The perception for many is very simply, if you see one of them – Philando Castile, Stephon Clark, Trayvon Martin, Michael Brown, Eric Garner, Tamir Rice, and others – they must be up to no good so shoot. It is sustained, as evidenced by recent studies reflecting patterns and practices, as reported in the New York Times special article When Black Children Are Targeted for Punishment by Derrick Darby and John L. Rury, dated September 25, 2017. In a study from the Arkansas school system, the state ranks 13th in the out-of-school suspension gap between black and white students. In the 2012 school year, black students were suspended five times as often as whites with little having changed as of today. The same report finds several northern states including Illinois, Michigan, and Wisconsin that rank above Arkansas in the white and black suspension gap. The Department of Education reports that black students nationally were three times more likely to be suspended than whites in 2012. These suspensions occur most often in secondary schools, but black children were more than twice as likely to be suspended from preschools as well.

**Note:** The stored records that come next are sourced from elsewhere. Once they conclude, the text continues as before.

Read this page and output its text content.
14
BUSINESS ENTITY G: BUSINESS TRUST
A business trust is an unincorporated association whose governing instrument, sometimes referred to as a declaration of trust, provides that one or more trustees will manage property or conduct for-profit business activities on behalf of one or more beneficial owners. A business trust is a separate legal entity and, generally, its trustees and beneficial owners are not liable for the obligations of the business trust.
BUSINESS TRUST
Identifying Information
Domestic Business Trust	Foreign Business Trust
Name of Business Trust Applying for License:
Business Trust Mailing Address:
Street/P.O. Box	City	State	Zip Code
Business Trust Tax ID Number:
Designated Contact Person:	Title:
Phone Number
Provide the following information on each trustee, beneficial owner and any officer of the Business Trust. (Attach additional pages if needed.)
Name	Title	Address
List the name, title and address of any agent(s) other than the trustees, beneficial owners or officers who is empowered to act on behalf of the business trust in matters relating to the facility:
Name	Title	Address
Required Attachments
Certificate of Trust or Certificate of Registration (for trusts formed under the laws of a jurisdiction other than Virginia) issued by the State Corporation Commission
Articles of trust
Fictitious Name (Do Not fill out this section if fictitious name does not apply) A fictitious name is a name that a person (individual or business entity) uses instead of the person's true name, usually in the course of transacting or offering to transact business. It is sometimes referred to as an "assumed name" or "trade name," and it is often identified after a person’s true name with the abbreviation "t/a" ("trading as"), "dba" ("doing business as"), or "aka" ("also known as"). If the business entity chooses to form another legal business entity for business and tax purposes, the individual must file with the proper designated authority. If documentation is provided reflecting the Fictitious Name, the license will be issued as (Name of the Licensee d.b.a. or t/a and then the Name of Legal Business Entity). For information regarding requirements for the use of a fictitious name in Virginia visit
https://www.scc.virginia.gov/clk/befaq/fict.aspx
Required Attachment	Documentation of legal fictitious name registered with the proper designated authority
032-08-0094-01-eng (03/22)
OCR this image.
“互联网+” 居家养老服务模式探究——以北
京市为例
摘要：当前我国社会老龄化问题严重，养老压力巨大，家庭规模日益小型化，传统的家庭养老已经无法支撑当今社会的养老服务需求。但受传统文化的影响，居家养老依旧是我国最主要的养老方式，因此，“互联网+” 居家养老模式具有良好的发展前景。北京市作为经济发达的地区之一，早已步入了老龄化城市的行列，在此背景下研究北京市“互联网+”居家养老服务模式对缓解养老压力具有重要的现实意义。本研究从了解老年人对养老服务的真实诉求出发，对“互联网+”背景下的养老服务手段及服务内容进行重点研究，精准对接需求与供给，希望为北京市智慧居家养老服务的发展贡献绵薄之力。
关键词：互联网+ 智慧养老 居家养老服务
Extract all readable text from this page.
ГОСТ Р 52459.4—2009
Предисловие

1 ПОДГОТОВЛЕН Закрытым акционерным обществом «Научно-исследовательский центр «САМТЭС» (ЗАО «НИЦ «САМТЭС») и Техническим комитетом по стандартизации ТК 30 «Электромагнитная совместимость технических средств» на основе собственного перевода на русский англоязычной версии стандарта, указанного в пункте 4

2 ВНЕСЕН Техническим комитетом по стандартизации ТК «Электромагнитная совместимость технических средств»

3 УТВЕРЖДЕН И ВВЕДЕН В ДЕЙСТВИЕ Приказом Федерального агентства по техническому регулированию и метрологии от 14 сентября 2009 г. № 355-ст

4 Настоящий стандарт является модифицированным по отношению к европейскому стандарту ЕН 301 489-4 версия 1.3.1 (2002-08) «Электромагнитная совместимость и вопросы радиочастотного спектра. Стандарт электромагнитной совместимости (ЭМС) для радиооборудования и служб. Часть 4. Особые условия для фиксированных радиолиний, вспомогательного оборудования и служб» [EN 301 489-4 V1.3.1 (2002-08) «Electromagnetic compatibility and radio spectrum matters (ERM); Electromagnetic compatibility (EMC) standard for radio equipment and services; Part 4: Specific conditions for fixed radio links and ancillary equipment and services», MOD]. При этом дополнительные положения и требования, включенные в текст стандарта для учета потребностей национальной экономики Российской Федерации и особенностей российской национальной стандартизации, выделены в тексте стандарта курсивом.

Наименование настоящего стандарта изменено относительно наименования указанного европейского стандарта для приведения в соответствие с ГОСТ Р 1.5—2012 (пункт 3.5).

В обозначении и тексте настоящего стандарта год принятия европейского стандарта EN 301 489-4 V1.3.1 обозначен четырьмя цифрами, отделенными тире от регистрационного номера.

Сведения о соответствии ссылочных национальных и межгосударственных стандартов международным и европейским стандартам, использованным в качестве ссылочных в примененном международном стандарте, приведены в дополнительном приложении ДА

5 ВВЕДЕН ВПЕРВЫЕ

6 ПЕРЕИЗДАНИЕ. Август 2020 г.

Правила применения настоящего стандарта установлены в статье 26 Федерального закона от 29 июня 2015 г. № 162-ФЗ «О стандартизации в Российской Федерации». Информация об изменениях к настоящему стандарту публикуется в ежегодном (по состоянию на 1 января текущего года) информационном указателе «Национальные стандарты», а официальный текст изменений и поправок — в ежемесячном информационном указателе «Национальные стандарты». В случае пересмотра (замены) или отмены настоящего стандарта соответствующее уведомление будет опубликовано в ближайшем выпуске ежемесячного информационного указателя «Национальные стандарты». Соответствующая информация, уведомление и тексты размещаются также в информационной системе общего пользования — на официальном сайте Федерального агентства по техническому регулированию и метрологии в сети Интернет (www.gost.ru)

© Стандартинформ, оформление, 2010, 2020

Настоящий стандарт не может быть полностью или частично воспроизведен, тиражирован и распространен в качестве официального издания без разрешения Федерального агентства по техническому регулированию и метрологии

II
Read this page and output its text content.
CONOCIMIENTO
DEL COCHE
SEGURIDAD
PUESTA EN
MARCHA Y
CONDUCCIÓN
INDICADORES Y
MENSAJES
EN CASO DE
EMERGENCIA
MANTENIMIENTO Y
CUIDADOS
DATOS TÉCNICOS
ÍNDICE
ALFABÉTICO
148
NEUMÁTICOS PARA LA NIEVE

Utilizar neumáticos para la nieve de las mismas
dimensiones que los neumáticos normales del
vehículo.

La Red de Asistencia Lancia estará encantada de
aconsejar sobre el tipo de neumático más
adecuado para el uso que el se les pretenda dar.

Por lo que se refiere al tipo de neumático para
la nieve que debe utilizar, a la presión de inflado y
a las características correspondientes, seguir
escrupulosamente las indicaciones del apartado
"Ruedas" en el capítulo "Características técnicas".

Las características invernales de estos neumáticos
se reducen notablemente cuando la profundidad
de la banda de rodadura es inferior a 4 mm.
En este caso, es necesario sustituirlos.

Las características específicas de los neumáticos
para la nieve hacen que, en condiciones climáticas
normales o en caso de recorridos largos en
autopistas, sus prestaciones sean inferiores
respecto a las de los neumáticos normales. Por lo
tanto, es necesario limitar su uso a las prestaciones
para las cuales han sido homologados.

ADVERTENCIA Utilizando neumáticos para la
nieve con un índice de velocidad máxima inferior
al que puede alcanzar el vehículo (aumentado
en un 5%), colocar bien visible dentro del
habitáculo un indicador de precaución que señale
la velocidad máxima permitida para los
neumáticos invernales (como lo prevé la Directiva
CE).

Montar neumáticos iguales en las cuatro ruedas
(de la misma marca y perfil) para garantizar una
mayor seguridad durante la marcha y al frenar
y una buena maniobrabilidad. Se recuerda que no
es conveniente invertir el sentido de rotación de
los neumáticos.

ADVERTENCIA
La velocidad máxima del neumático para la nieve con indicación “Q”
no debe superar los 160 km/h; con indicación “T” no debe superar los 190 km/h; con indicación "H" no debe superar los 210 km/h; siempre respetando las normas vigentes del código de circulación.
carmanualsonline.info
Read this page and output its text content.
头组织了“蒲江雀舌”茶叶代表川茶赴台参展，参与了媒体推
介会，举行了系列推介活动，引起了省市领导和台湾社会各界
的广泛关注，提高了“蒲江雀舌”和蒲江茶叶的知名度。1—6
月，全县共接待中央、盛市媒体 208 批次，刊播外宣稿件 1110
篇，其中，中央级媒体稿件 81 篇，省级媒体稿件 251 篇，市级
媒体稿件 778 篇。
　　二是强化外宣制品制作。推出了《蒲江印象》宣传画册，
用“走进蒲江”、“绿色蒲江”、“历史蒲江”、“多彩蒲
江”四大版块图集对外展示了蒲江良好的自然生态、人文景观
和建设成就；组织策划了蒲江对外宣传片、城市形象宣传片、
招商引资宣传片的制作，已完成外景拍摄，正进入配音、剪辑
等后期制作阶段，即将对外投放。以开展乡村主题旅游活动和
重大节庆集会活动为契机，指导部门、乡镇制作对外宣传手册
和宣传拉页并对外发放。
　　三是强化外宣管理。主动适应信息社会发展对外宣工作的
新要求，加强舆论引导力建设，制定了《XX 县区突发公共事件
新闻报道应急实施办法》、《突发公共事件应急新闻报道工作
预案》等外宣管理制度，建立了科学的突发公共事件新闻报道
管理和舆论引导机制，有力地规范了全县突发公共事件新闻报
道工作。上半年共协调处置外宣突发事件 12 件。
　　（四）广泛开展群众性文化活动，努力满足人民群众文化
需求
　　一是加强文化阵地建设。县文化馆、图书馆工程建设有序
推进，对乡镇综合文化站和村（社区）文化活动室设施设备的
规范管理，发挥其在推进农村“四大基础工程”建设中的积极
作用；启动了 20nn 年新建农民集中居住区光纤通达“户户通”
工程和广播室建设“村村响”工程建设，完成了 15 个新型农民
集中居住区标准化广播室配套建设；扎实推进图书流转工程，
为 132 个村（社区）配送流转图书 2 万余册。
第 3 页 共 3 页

Harsher discipline for blacks is not a southern or state level problem. It is a national crisis. These issues regarding racial differences in conduct and character have long and tragic histories in America. In 1891, the southern educator J.L.M. Curry proclaimed that “blacks displayed a lack of self-restraint and didn’t obey moral law.” Today, these views are maintained by some in policing, from various police departments. They are not willing to prosecute illegal or abusive behavior. Too many have refused to make cultural changes within their own departments.
Very often, black youth are viewed as adults with threatening or deadly behavior. It makes it easy then for one to justify taking them down, shooting them, or treating elementary school children, in some cases, as one might treat an adult. It is a blatant disregard for the personhood of the individual. It provides an excuse for some to be judge, jury, and executioner without any thoughtful or careful analysis. These are perceptions that are enhanced by some in leadership who often pit one group against the other. They are inspired by leaders who identify certain groups of people as rapists, murderers, terrorists and less than human. It is often exacerbated when the leader of the nation describes certain people of color, blacks in particular, as not wanting to go back to their huts and shacks and coming from “shithole countries.” These racist attitudes sustain and give permission for shooting down black youth with impunity, after all, who really cares.
These assumptions and attitudes are further magnified in a report by Badger, Miller, Pearce, and Quealy, dated March 14, 2018, entitled Extensive Data Shows Punishing Reach of Racism of Black Boys. The study reflects the great gap between black boys raised in America, even in families living in some of the most well-to-do neighborhoods. These young boys, later as men, still earn less in adulthood than white boys in a study that traces the lives of millions of children. According to Dr. Ibram Kendi, a Professor and Director of the Anti-Racist Research and Policy Center at American University, “One of the most popular, liberal, post-racial ideas is the idea that the fundamental problem is class and not race, and clearly this study explodes this idea. But, for whatever reason we are unwilling to stare racism in the face.” Again, these issues continue to be fed and nurtured quite consistently in the response to black life by many in our society.
We must be very clear. Whether or not it was Brennan Walker, age 14, knocking on the door in the daylight in Rochester asking for help, he was still shot at for his efforts. In case you forgot, Renisha McBride, age 19, was shot in the face at midnight and killed in Dearborn Heights as she asked for help for her efforts. Until our society has a heart and a head transformation, we will continue to see not our God given humanity but our contagious racial insanity. Face it America, we have a problem. It’s called racism. Until we own it, we cannot cure it. What are you going to do about it?